Turn images off and look at your site. Use alt attributes and a background color that is similar to your background image.
http://www.portersfuchsias.co.uk/Quality%20policy.htm
Avoid spaces in URLs; they make them ugly like the one above.
Now, maybe you're not responsible for the writing is ranted below, but it is still a problem that somebody should fix -- consider this advice to be directed at whoever did the writing.
Speaking about the above page, it seems laden with buzzwords. Rewrite it without using " Continual Improvement" as the subject of a sentence, and try to go the whole way using the words am, is, are, be, being, been, and become as sparingly as possible. This helps avoid phraseology like "Quality objectives." How are customers to know what the "ISO9001: 2000 standard" is? Explain the standard a bit better, if you can. "Fully integrated and updated quality management system (QMS)" is an example of meaningless BS. Replace it with something less obtuse. Instead of "which ensures that we have a fully integrated and updated quality management system," use something along the lines of "meaning that we do this, this, and that." Why do you give the initialism "(QMS)" if you don't use it anywhere else on the page? And use commas when commas should be used. There isn't a single comma on the page.

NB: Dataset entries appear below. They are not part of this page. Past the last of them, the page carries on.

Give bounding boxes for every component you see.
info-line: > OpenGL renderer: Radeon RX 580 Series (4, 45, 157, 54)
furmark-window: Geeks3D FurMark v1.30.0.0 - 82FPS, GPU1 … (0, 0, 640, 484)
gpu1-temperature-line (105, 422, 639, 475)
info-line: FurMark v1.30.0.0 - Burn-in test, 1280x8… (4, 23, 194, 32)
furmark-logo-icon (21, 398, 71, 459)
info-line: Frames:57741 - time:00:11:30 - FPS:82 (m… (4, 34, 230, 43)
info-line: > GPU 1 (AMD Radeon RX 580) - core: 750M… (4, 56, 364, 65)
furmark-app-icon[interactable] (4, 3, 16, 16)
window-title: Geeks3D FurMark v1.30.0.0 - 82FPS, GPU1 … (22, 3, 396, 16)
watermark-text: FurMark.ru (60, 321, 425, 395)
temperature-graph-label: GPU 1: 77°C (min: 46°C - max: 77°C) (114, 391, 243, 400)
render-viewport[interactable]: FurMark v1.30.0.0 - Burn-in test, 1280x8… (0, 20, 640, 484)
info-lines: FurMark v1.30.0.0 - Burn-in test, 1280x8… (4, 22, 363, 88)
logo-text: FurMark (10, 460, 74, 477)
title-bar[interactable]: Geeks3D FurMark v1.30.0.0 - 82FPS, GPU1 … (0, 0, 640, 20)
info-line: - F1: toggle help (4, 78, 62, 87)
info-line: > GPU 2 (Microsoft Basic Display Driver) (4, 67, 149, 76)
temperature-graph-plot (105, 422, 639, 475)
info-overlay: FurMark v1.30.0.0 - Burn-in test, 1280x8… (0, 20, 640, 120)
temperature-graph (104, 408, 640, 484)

(end of discussion possibly directed at somebody else.)
Your staff page (http://www.portersfuchsias.co.uk/Staff.htm) has thumbnail images that are all twisted to the same dimensions, making them distorted and ugly-looking. You should not resize images using the height and width attributes (or CSS). The image file itself should be shrunken down, and possibly cropped a bit.
Then, clicking on a staff-member's image, I get a page with the most absurd and useless Java applet. I had to stop; put my coffee down; and experience a "WTF?" moment before continuing. Get rid of the superfluous java applet and use a regular jpeg image file.
The butterflies should go too. Good alt attributes are essential.
Visually, things look nice. However, I would keep the font size unset, at the user's default, for all paragraphical text.